[32598]
July 13, 2020 TO: ICI MembersChief Compliance Officer Committee
Chief Risk Officer Committee
Operations Committee SUBJECTS: Cybersecurity RE: OCIE Publishes Risk Alert on Ransomware
Last Friday, July 10th, the SEC’s Office of Compliance Inspections and Examinations (OCIE) published its latest Risk Alert, which relates to ransomware.[1] According to this four-page document, “OCIE has observed an apparent increase in sophistication of ransomware attacks on SEC registrants,” including broker-dealers, investment advisers, and investment companies.[2] In such attacks, the perpetrators behind the attacks typically demand a ransom to either “maintain the integrity and/or confidentiality of customer data or for the return of control over registrant systems.” In light of these threats, the Risk Alert both encourages registrants to monitor cybersecurity alerts published by the Department of Homeland Security and Infrastructure Security Agency (CISA) and provides observations of OCIE that may assist registrants “in their consideration of how to enhance cybersecurity preparedness and operational resiliency to address ransomware attacks.”
CISA’s Alert
As noted in the Risk Alert, on June 30, 2020, CISA published an alert on ransomware. This short (1-2 page) Alert updates an Alert that CISA originally released on February 18, 2020.[3] It includes a one-paragraph overview of “threat actor techniques” and corresponding mitigations and, in bullet form, it discusses how an attack occurred and lists actions firms are encouraged to consider as part of their risk-based assessment for mitigating such attacks.
OCIE’s Observations
The measures mentioned in the Risk Alert that OCIE has observed that may help a registrant mitigate a ransomware attack include:
- Assessing, Testing, and Periodically Updating Incident Response and Resiliency Policies and Procedures, and Plans. Such activities should include planning responses to a variety of cyber scenarios including ransomware and other denial of service attacks.
- Operational Resiliency. This involves firms understanding how their operations may continue if their primary system is unavailable.
- Awareness and Training Programs. The focus of this is on training employees about cyber risks and threats. This might also include conducting phishing exercises to help employees identify phishing email.
- Vulnerability Scanning and Patch Management. Firms may want to consider implementing proactive vulnerability and patch management programs that ensure timely patching and automatic updating of anti-virus and anti-malware solutions. Firms may additionally want to (i) conduct regular scans of their systems for vulnerabilities and (ii) upgrade their anti-malware capability.
- Access Management. Cyber defense should include ensuring that a firm’s access controls are configured to ensure, on an ongoing basis, that users’ access to the firm’s systems and users’ privileges are limited to those necessary to accomplish their tasks.

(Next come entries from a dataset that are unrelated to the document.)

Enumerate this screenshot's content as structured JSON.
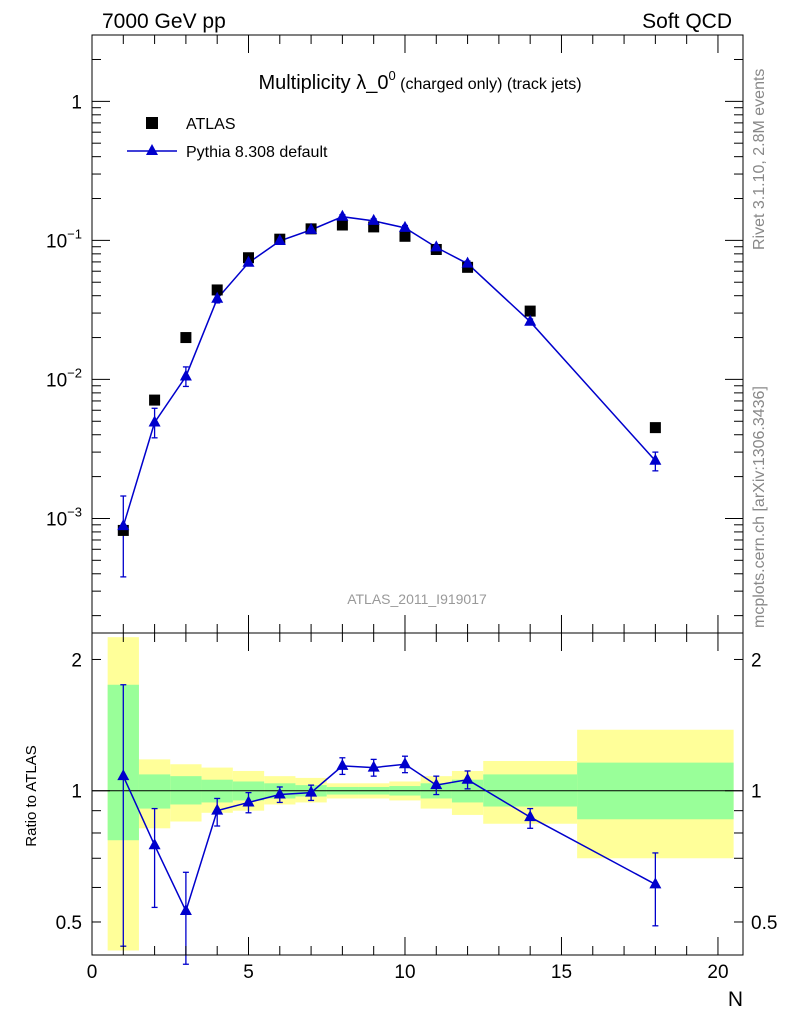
{
  "header": {
    "left": "7000 GeV pp",
    "right": "Soft QCD"
  },
  "side_labels": {
    "rivet": "Rivet 3.1.10,  2.8M events",
    "mcplots": "mcplots.cern.ch [arXiv:1306.3436]"
  },
  "watermark": "ATLAS_2011_I919017",
  "colors": {
    "mc": "#0000cc",
    "data": "#000000",
    "band_inner": "#99ff99",
    "band_outer": "#ffff99"
  },
  "chart_data": [
    {
      "type": "scatter",
      "panel": "main",
      "title": "Multiplicity λ_0⁰ (charged only) (track jets)",
      "title_main": "Multiplicity λ_0",
      "title_sup": "0",
      "title_tail": " (charged only) (track jets)",
      "xlabel": "N",
      "ylabel": "",
      "yscale": "log",
      "xlim": [
        0,
        20.8
      ],
      "ylim": [
        0.00015,
        3
      ],
      "ytick_labels": [
        {
          "value": 0.001,
          "base": "10",
          "exp": "−3"
        },
        {
          "value": 0.01,
          "base": "10",
          "exp": "−2"
        },
        {
          "value": 0.1,
          "base": "10",
          "exp": "−1"
        },
        {
          "value": 1,
          "base": "1",
          "exp": ""
        }
      ],
      "legend_position": "top-left",
      "series": [
        {
          "name": "ATLAS",
          "marker": "square",
          "x": [
            1,
            2,
            3,
            4,
            5,
            6,
            7,
            8,
            9,
            10,
            11,
            12,
            14,
            18
          ],
          "y": [
            0.00082,
            0.0071,
            0.02,
            0.044,
            0.075,
            0.102,
            0.121,
            0.129,
            0.125,
            0.107,
            0.086,
            0.064,
            0.031,
            0.0045
          ]
        },
        {
          "name": "Pythia 8.308 default",
          "marker": "triangle",
          "x": [
            1,
            2,
            3,
            4,
            5,
            6,
            7,
            8,
            9,
            10,
            11,
            12,
            14,
            18
          ],
          "y": [
            0.00088,
            0.0049,
            0.0105,
            0.038,
            0.069,
            0.099,
            0.119,
            0.148,
            0.138,
            0.123,
            0.089,
            0.068,
            0.026,
            0.0026
          ],
          "err_low": [
            0.00038,
            0.0038,
            0.0089,
            0.0355,
            0.066,
            0.096,
            0.116,
            0.143,
            0.133,
            0.118,
            0.086,
            0.065,
            0.0248,
            0.0022
          ],
          "err_high": [
            0.00145,
            0.0062,
            0.0123,
            0.0405,
            0.072,
            0.102,
            0.122,
            0.153,
            0.143,
            0.128,
            0.092,
            0.071,
            0.0272,
            0.003
          ]
        }
      ]
    },
    {
      "type": "scatter",
      "panel": "ratio",
      "xlabel": "N",
      "ylabel": "Ratio to ATLAS",
      "yscale": "log",
      "xlim": [
        0,
        20.8
      ],
      "ylim": [
        0.42,
        2.3
      ],
      "xticks": [
        0,
        5,
        10,
        15,
        20
      ],
      "yticks": [
        0.5,
        1,
        2
      ],
      "reference_line": 1,
      "bands": [
        {
          "x0": 0.5,
          "x1": 1.5,
          "inner": [
            0.77,
            1.75
          ],
          "outer": [
            0.43,
            2.25
          ]
        },
        {
          "x0": 1.5,
          "x1": 2.5,
          "inner": [
            0.91,
            1.09
          ],
          "outer": [
            0.82,
            1.18
          ]
        },
        {
          "x0": 2.5,
          "x1": 3.5,
          "inner": [
            0.93,
            1.08
          ],
          "outer": [
            0.85,
            1.15
          ]
        },
        {
          "x0": 3.5,
          "x1": 4.5,
          "inner": [
            0.94,
            1.06
          ],
          "outer": [
            0.89,
            1.13
          ]
        },
        {
          "x0": 4.5,
          "x1": 5.5,
          "inner": [
            0.95,
            1.05
          ],
          "outer": [
            0.9,
            1.11
          ]
        },
        {
          "x0": 5.5,
          "x1": 6.5,
          "inner": [
            0.96,
            1.04
          ],
          "outer": [
            0.93,
            1.08
          ]
        },
        {
          "x0": 6.5,
          "x1": 7.5,
          "inner": [
            0.97,
            1.03
          ],
          "outer": [
            0.94,
            1.07
          ]
        },
        {
          "x0": 7.5,
          "x1": 8.5,
          "inner": [
            0.98,
            1.02
          ],
          "outer": [
            0.96,
            1.04
          ]
        },
        {
          "x0": 8.5,
          "x1": 9.5,
          "inner": [
            0.98,
            1.02
          ],
          "outer": [
            0.96,
            1.04
          ]
        },
        {
          "x0": 9.5,
          "x1": 10.5,
          "inner": [
            0.975,
            1.025
          ],
          "outer": [
            0.95,
            1.05
          ]
        },
        {
          "x0": 10.5,
          "x1": 11.5,
          "inner": [
            0.96,
            1.04
          ],
          "outer": [
            0.91,
            1.08
          ]
        },
        {
          "x0": 11.5,
          "x1": 12.5,
          "inner": [
            0.94,
            1.06
          ],
          "outer": [
            0.88,
            1.11
          ]
        },
        {
          "x0": 12.5,
          "x1": 15.5,
          "inner": [
            0.92,
            1.09
          ],
          "outer": [
            0.84,
            1.17
          ]
        },
        {
          "x0": 15.5,
          "x1": 20.5,
          "inner": [
            0.86,
            1.16
          ],
          "outer": [
            0.7,
            1.38
          ]
        }
      ],
      "series": [
        {
          "name": "Pythia 8.308 default",
          "marker": "triangle",
          "x": [
            1,
            2,
            3,
            4,
            5,
            6,
            7,
            8,
            9,
            10,
            11,
            12,
            14,
            18
          ],
          "y": [
            1.08,
            0.75,
            0.53,
            0.9,
            0.94,
            0.98,
            0.99,
            1.14,
            1.13,
            1.15,
            1.03,
            1.06,
            0.87,
            0.61
          ],
          "err_low": [
            0.44,
            0.54,
            0.4,
            0.83,
            0.89,
            0.94,
            0.95,
            1.09,
            1.08,
            1.1,
            0.98,
            1.01,
            0.82,
            0.49
          ],
          "err_high": [
            1.75,
            0.91,
            0.65,
            0.96,
            0.99,
            1.02,
            1.03,
            1.19,
            1.18,
            1.2,
            1.08,
            1.11,
            0.91,
            0.72
          ]
        }
      ]
    }
  ]
}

- Perimeter Security. The Risk Alert discusses the importance of perimeter security capabilities necessary to control, monitor, and inspect all incoming and outgoing network traffic to prevent unauthorized or harmful traffic. Perimeter security also includes activities such as firewalls, intrusion detection systems, email security, and web proxy systems with content filtering.
The Risk Alert reminds registrants that the SEC has focused on cybersecurity issues for many years and that cybersecurity has been key examination priority for OCIE. As evidence of this, the Risk Alert notes that, in addition to the current Risk Alert, OCIE has published other Risk Alerts on this topic and the SEC maintain a “Cybersecurity Spotlight” webpage that provides cybersecurity-related information and guidance.[4]
Tamara K. Salmon
Associate General Counsel
endnotes
[1] See Cybersecurity: Ransomware Alert, OCIE Risk Alert (July 10, 2020), which is available at: https://www.sec.gov/files/Risk%20Alert%20-%20Ransomware.pdf.
[2] Though not mentioned in this Risk Alert, while such attacks may be “sophisticated,” such attacks typically occur via a phishing email that an employee opens, which then provides the attacker access to the firm’s systems.
[3] CISA’s Alert AA20-049A is available at: https://us-cert.cisa.gov/ncas/alerts/aa20-049a.
[4] The Cybersecurity Spotlight is available at www.sec.gov/spotlight/cybersecurity. The Risk Alerts OCIE has previously issued related to cybersecurity can be found in the list of all Risk Alerts OCIE has issued. These are available at www.sec.gov/ocie under the “Risk Alert” tab.